JROTC plan for PE credit already facing challenge

June 15, 2009

The San Francisco school board voted, by a bare 4-3 majority, to create an “independent study” physical education (PE) program for cadets in the district’s newly-restored Junior Reserve Officers’ Training Corps (JROTC). The vote took place just last Tuesday, June 9, but the new PE program is already running into problems.

The PE program is an attempt to wiggle through state laws on “independent study” and set up a system where, with a wink-and-a-nod from school district officials, the Pentagon’s JROTC instructors will oversee a make-believe PE program for JROTC cadets.
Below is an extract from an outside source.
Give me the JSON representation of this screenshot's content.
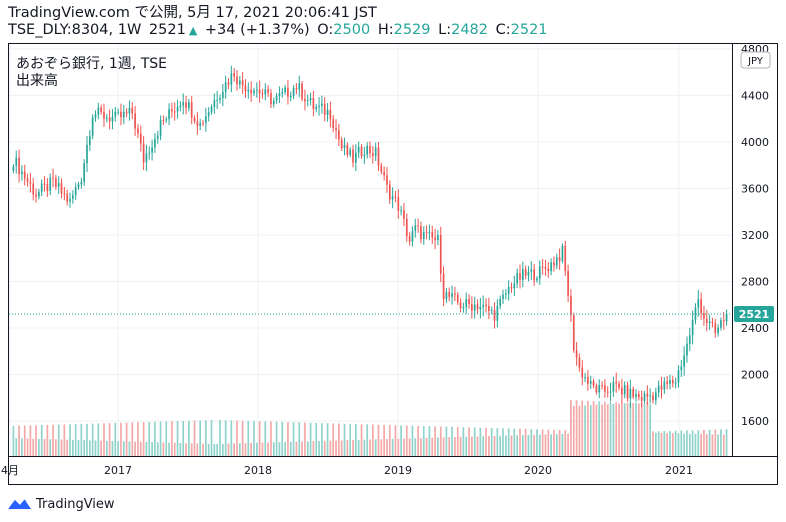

This would allow them to ignore the state’s PE curriculum and credentialing requirements, so they can use PE credit as bait for incoming freshman and sophomore students — 14 and 15 year olds — to get them into one of the military’s favorite and most successful recruitment programs.

There have been bipartisan efforts in recent years by state legislators to tighten up PE curriculum and credentialing standards, in response to the ongoing crisis in physical fitness, obesity and diabetes among our youth, particularly low-income youth and youth of color. These new standards prompted San Francisco to withdraw PE credit for JROTC in the 2008-09 school year. Pro-JROTC forces have introduced legislation in the state Assembly that would allow local school boards to ignore state standards and grant PE credit for JROTC and certain other classes, such as marching band, but none of these bills have gone anywhere.

Thus the need for the pro-JROTC gang of four to come up with this convoluted “independent study” strategem.

But the new PE program, barely out of the gate, is already having problems. The San Francisco Chronicle reported Friday, June 12 that school district officials are throwing cold water on the plan. According to this press report the legal eagles in the district are saying that JROTC students will “have to document 400 hours worth of PE content and course time OUTSIDE the JROTC course... Board members who voted for the measure Tuesday and JROTC instructors say they believed students would be able to count some of the time spent on PE activities during JROTC classes toward the independent study requirements. That was kind of the whole point.”

In contrast, Public Advocates, the well-respected public-interest law firm that threatened to sue the district last year if it granted PE credit to JROTC, had previously said that the plan to allow JROTC cadets to get credit for “independent study” during JROTC classes “is an improper and unauthorized use of that ed code section which is meant for alternative, individually crafted independent study options outside of school generally, not for creating within-school exemptions for a whole class of kids from a required course of study. Another way of thinking about this is that students in a JROTC course are not doing ‘independent’ study; they’re studying together as a group in a class at the same school. If this use of the ed code is ok, then it could also be used to satisfy Algebra I with an alternative, watered-down ‘algebra I’ course in name only taught by an instructor without a proper math credential.”

The school board vote on PE credit was the same as the May vote to restore JROTC in San Francisco: President Kim-Shree Maufas, Vice-President Jane Kim and new board member Sandra Lee Fewer opposed, but the gang of four — Jill Wynns, Rachel Norton, Hydra Mendoza and Norman Yee — in favor.

What is revealing about this fight over PE credit is the way that JROTC boosters have abandoned their rhetoric about giving students a “choice” to be part of the military program. Now it is all about PROMOTING the program, pumping up the program, luring youth onto a military track, particularly low income youth and youth of color, using PE credit as the bait.

As the Chronicle article said, this is “the controversy that won’t die.”